Let $A,B,$ and $C$ be sets such that there is no surjection from $A$ to $B,$ and there is no surjection from $B$ to $C.$ Show that there is no surjection from $A$ to $C.$
When $A,B,$ and $C$ are finite sets, it's quite easy to show that a surjection doesn't exist. However, how do we deal with the infinite case? I've been able to show that any surjection (if it exists) from $A$ to $C$ cannot be of the form $g\circ h$ where $h:A\to B,$ and $g:B\to C.$ I haven't gotten further than this, though.

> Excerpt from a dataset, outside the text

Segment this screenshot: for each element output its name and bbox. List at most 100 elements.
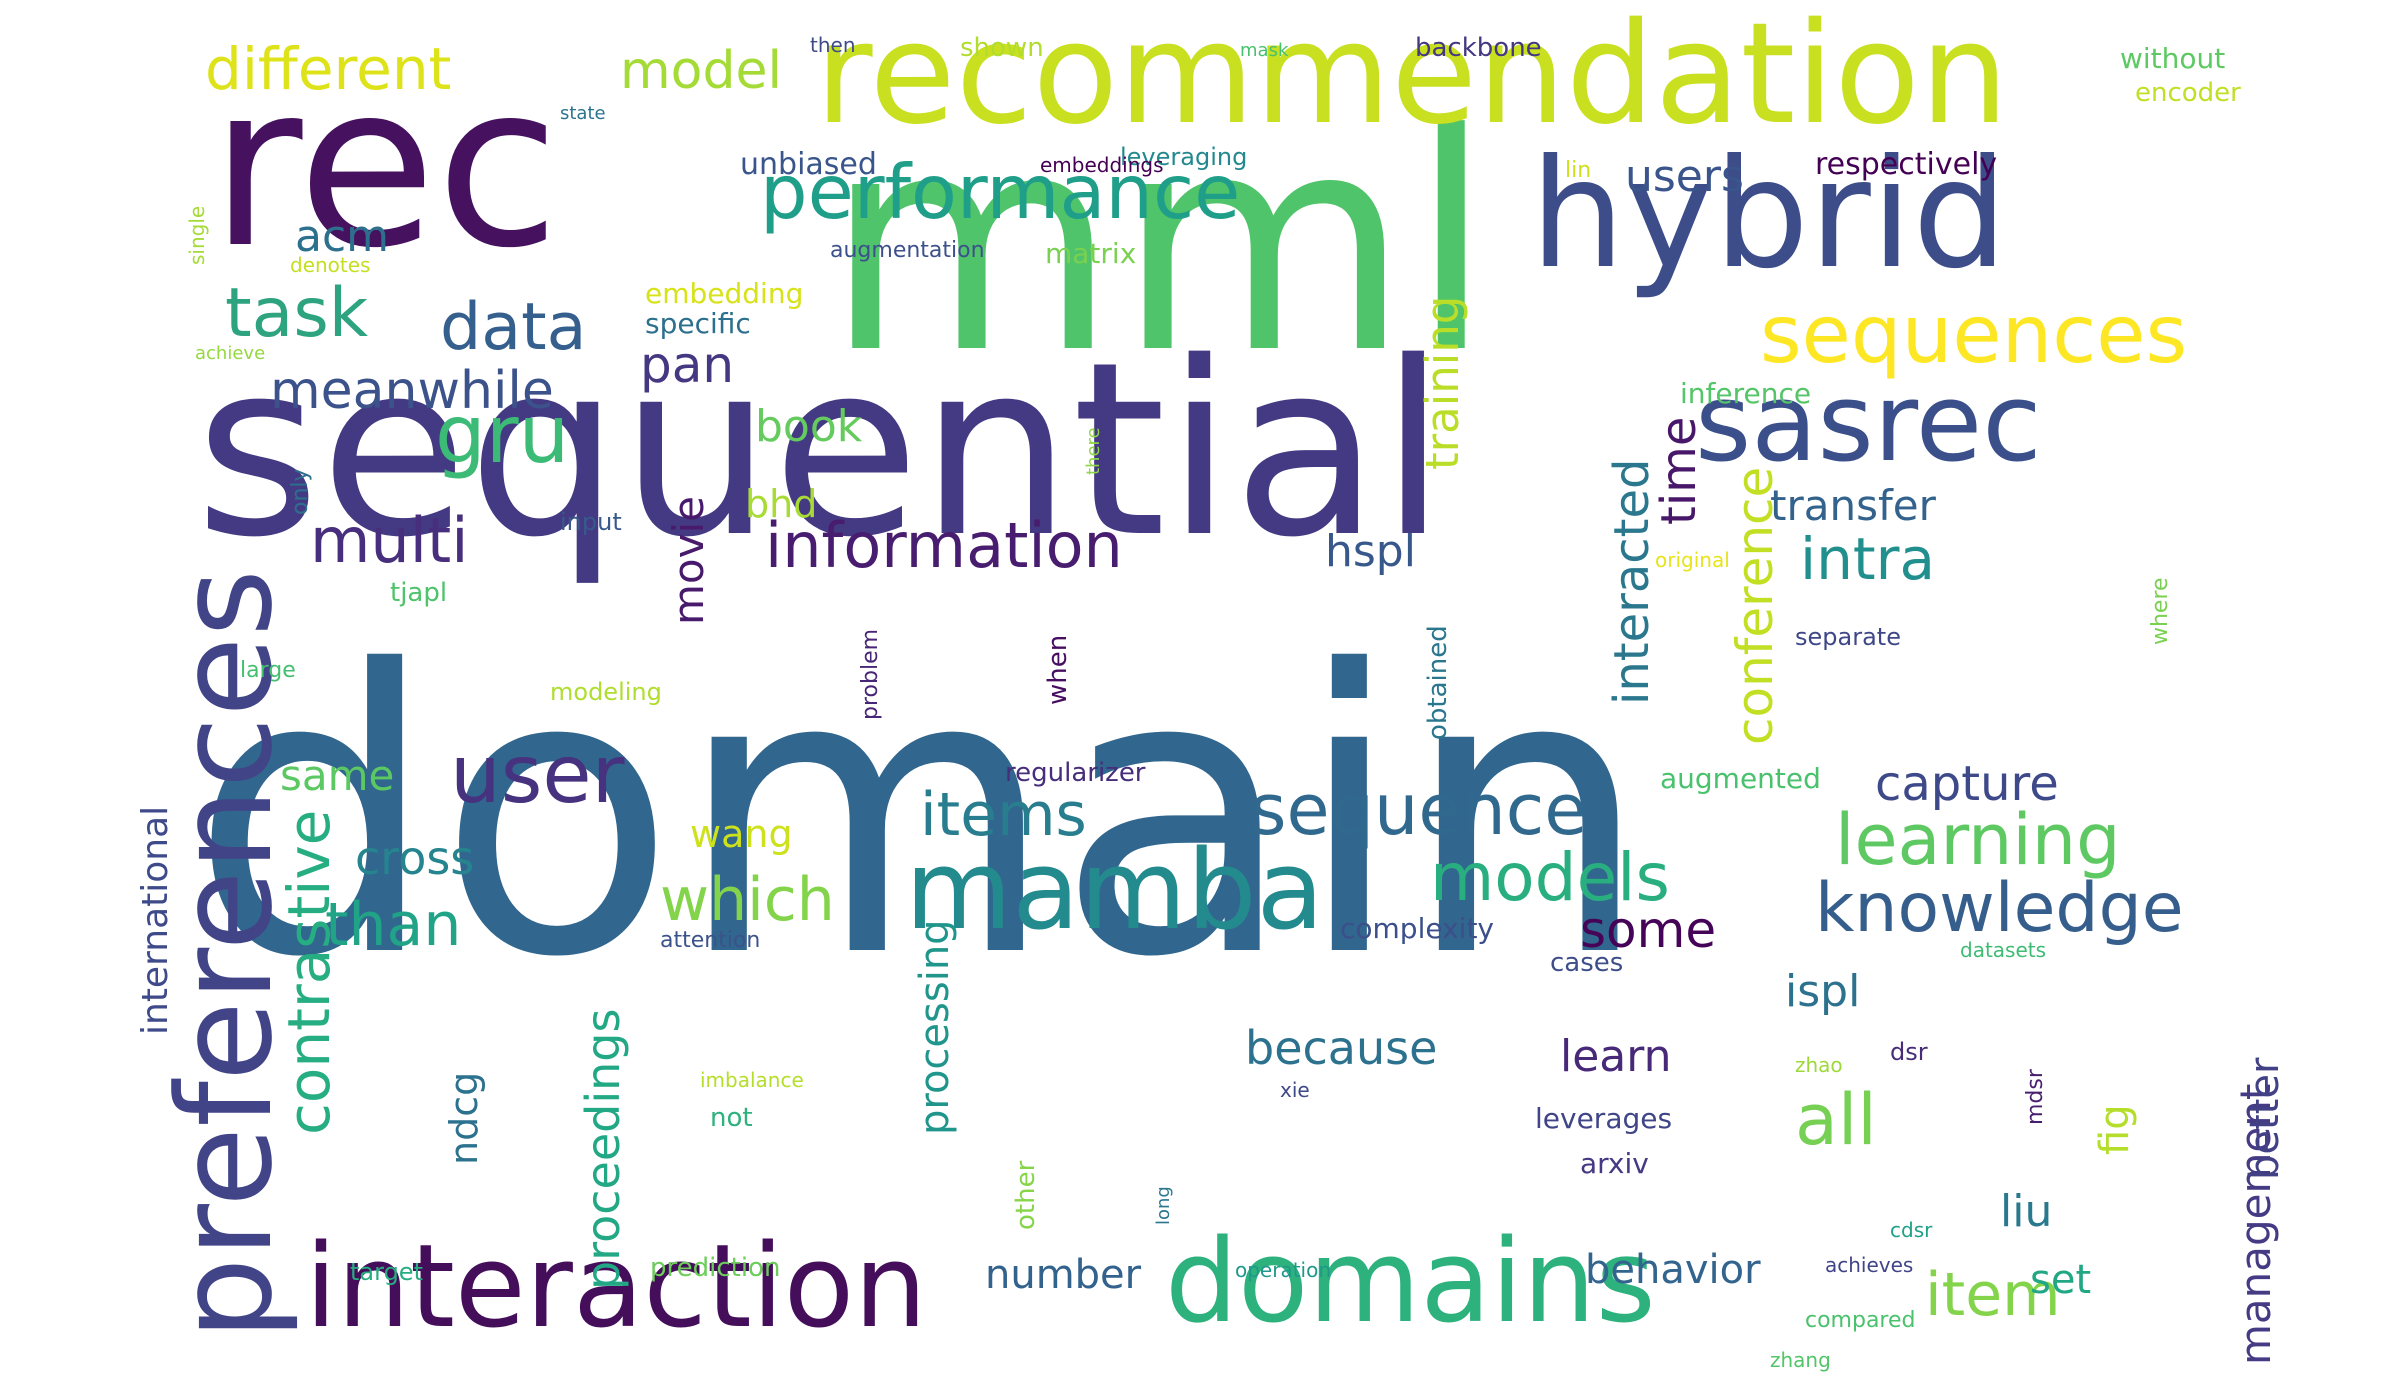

This is one of those naive statements that seem reasonable, but require the axiom of choice (indeed, it is equivalent to the axiom of choice).
Depending on what you've seen already, this may be very easy or not. I will assume the following equivalent statement, that if there is no surjection from $A$ onto $B$, then there is an injection from $A$ into $B$. This is a consequence of "every two cardinals are comparable" along with "if there is an injection $X\to Y$ then there is a surjection $Y\to X$ or $X$ is empty" (the latter requires no choice).
Since there is no surjections $A\to B$ and $B\to C$, there are injections $A\to B$ and $B\to C$. So, if there was a surjection $A\to C$, there would be a surjection $A\to B$ as well.
To see this is equivalent to the axiom of choice, suppose that the axiom of choice fails, and let $X$ which cannot be well-ordered. Now, let $A=C=X$, $B=\aleph^*(X)$ its Lindenbaum number (this is the least non-zero ordinal onto which $X$ does not surject).
Then by definition there is no surjection from $A$ onto $B$, and since $A$ cannot be well-ordered, there is no surjection from $B$ onto $C$, but there is a pretty obvious surjection from $A$ onto $C$.